領主打了個嗝,感慨道:「不知不覺,我馬上就要二十七了呢……已經兩年沒有喝過快樂水了啊。」
53
基地人都說我長大了。
「小啞巴啊,出去歷練一趟變沉穩了。原來滿大街的阿巴阿巴,現在話都不說了。」
唯一不變的是,我依舊每天去瓜田看月亮。
領主今天不嘆氣了,改喝酒了。
果然去一趟第一高樓就富裕了啊,喝酒都能配三個菜了。
領主喝多了就開始吹牛。
那故事翻來覆去我耳朵都快聽出老繭了。
從華國農業大學到北部基地,他二十七年走出了不一樣的人生軌跡,可卻又沒有離開過田地。
他甚至信誓旦旦跟我說:「我這人最大的優點就是誠實,從來不說謊!」
我翻了個白眼。
看來領主是真喝多了。
他被蛇咬的時候還騙我藏寶地呢,歷歷在目!
他踉踉蹌蹌地站起來:「我去上個廁所……嗝……等我回來。
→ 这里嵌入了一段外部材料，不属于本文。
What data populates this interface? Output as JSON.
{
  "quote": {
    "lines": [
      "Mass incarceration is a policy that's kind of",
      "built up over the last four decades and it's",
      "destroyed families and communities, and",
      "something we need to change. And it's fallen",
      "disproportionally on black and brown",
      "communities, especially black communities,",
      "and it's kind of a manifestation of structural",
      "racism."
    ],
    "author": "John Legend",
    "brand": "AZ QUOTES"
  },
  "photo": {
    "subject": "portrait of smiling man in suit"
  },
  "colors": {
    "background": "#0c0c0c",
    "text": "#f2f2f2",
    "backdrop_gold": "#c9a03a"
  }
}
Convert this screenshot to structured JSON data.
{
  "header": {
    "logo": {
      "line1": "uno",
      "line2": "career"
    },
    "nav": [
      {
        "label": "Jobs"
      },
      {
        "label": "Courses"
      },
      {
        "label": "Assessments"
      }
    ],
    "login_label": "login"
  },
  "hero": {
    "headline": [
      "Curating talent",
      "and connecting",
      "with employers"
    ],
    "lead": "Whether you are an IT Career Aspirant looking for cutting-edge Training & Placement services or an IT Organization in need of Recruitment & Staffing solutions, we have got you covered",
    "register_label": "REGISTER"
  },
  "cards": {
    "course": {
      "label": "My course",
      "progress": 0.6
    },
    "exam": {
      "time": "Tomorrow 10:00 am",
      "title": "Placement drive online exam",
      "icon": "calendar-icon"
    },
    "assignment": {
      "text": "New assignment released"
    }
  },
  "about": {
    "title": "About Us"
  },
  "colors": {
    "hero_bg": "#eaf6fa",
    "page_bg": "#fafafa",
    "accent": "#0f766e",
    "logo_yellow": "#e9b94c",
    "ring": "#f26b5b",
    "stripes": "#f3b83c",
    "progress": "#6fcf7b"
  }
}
」
可我等到金黃的月亮都變得透明,他也沒回來。
我撓撓頭,這是放我鴿子啦?
有點後悔,早知道昨晚多吃一個瓜啦。
54
領主失蹤了。
整個西部基地都亂成了一鍋粥。
其他基地紛紛發來「賀電」。
北部基地:「嘿嘿嘿,我早就說年輕人搞基地得出大事,嘿嘿嘿。」
東部基地:「靠北啦!你們基地不行啦,直接加入我們啦,機槍大炮火箭筒管夠的啦。」
南部基地:「……」
怎麼只有南部基地不說話?
是那個女領主太高冷了?
我不知道。
但是北部基地和東部基地還在口嗨的時候,南部基地的人已經到達我們門外了。
哦吼。
咬人的狗不叫啊。
55
基地人一致推舉我做代班領主。
我驚慌失措。
我是個喪屍啊。
靠北啊,怎麼這麼離譜。
阿祖能不能現在帶我走啊?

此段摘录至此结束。